A Hamilton aviation training school is offering aspiring pilots the chance to fast-track their way into jets at fast-growing Gulf carrier Qatar.
CTC has been selected to train six recruits every two months as part of the Qatar programme but they will have to pay their way.
Qatar Airways will provide a conditional offer of employment to trainees who will train in Hamilton for about eight months before going on to train in England for about the same time for a Multi-crew Pilot Licence (MPL).
Successful trainees would then do the final stages of training and Line Operating Experience in Qatar before becoming first officers on Airbus A320 aircraft based out of Doha.
Applicants do not need flying experience but must meet academic standards, pass aptitude tests and be in good health.
More details - including fees - will be revealed at an open day in Hamilton this Saturday.
It typically costs would-be pilots more than $100,000 to do basic training to qualify for airline intakes.
CTC's chief executive, Rob Clarke, said the "Qatar Wings" programme was a unique opportunity for New Zealanders.
"It is rare that a Gulf airline offers international applicants, including New Zealanders, the opportunity to partake in a cadet pilot programme, particularly an MPL programme," he said.
CTC's airline clients include British Airways, Dragonair, easyJet, easyJet Switzerland, fastjet, Flybe, flydubai, IndiGo, Jet2.com, the Jetstar Group, Monarch Airlines, Oman Air, Qatar Airways, Royal Brunei Airlines, Thomas Cook Airlines and Thomson Airways.

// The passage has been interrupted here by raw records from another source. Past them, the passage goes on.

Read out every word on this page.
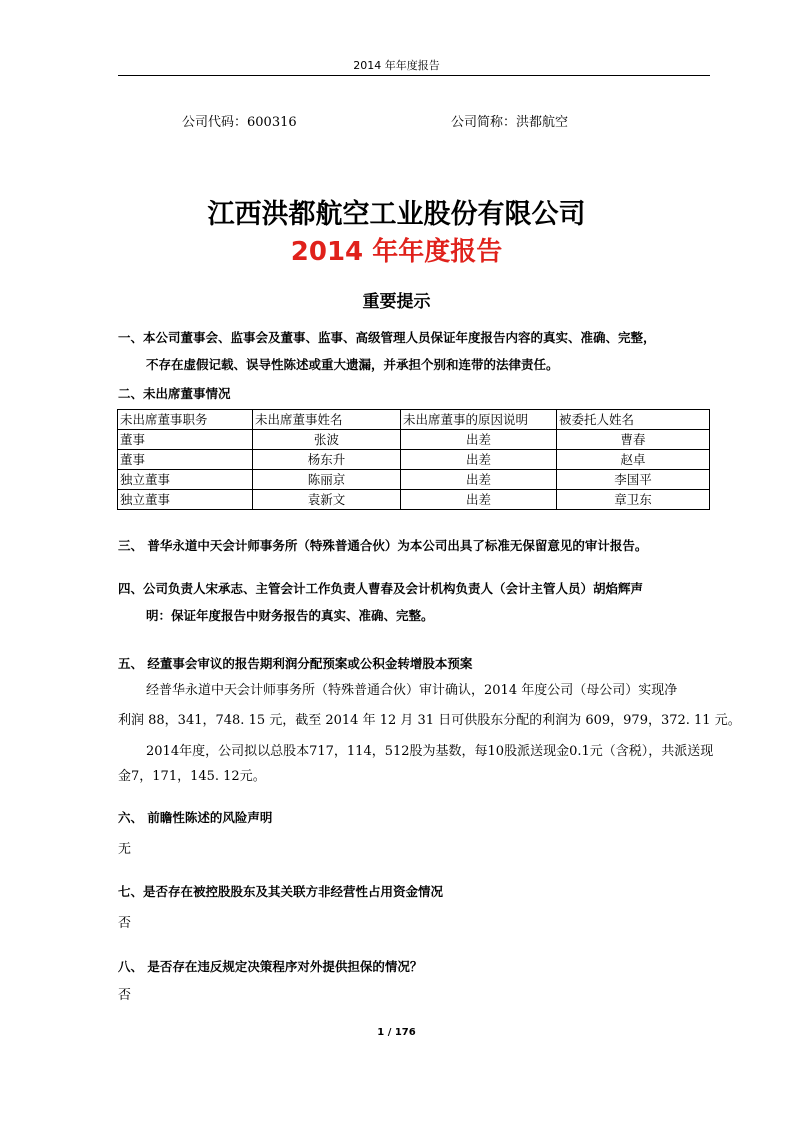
2014 年年度报告
公司代码：600316	公司简称：洪都航空
江西洪都航空工业股份有限公司
2014 年年度报告
重要提示
一、本公司董事会、监事会及董事、监事、高级管理人员保证年度报告内容的真实、准确、完整，
不存在虚假记载、误导性陈述或重大遗漏，并承担个别和连带的法律责任。
二、未出席董事情况
未出席董事职务	未出席董事姓名	未出席董事的原因说明	被委托人姓名
董事	张波	出差	曹春
董事	杨东升	出差	赵卓
独立董事	陈丽京	出差	李国平
独立董事	袁新文	出差	章卫东
三、 普华永道中天会计师事务所（特殊普通合伙）为本公司出具了标准无保留意见的审计报告。
四、公司负责人宋承志、主管会计工作负责人曹春及会计机构负责人（会计主管人员）胡焰辉声
明：保证年度报告中财务报告的真实、准确、完整。
五、 经董事会审议的报告期利润分配预案或公积金转增股本预案
经普华永道中天会计师事务所（特殊普通合伙）审计确认，2014 年度公司（母公司）实现净
利润 88，341，748. 15 元，截至 2014 年 12 月 31 日可供股东分配的利润为 609，979，372. 11 元。
2014年度，公司拟以总股本717，114，512股为基数，每10股派送现金0.1元（含税），共派送现
金7，171，145. 12元。
六、 前瞻性陈述的风险声明
无
七、是否存在被控股股东及其关联方非经营性占用资金情况
否
八、 是否存在违反规定决策程序对外提供担保的情况？
否
1 / 176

Qatar Airways was set up in 1994 when the airline was a small regional carrier serving a handful of routes. The airline, half owned by the Government, was re-launched in 1997, becoming one of the fastest growing carriers in the world, flying to 126 destinations.
Boeing has forecast 460,000 new commercial pilots will be needed by 2030.
The aeroplane builder projects that airlines will need an average of 23,000 new commercial jet pilots and 32,500 new technicians a year to maintain and fly an expanded world fleet expected to grow to nearly 40,000 aeroplanes over the next 20 years, as well as replace the coming wave of retirements.
In figures released two years ago, Boeing said the largest demand for pilots and technicians will be in the Asia Pacific region, with an expected need for 182,300 pilots and 247,400 technicians by 2030.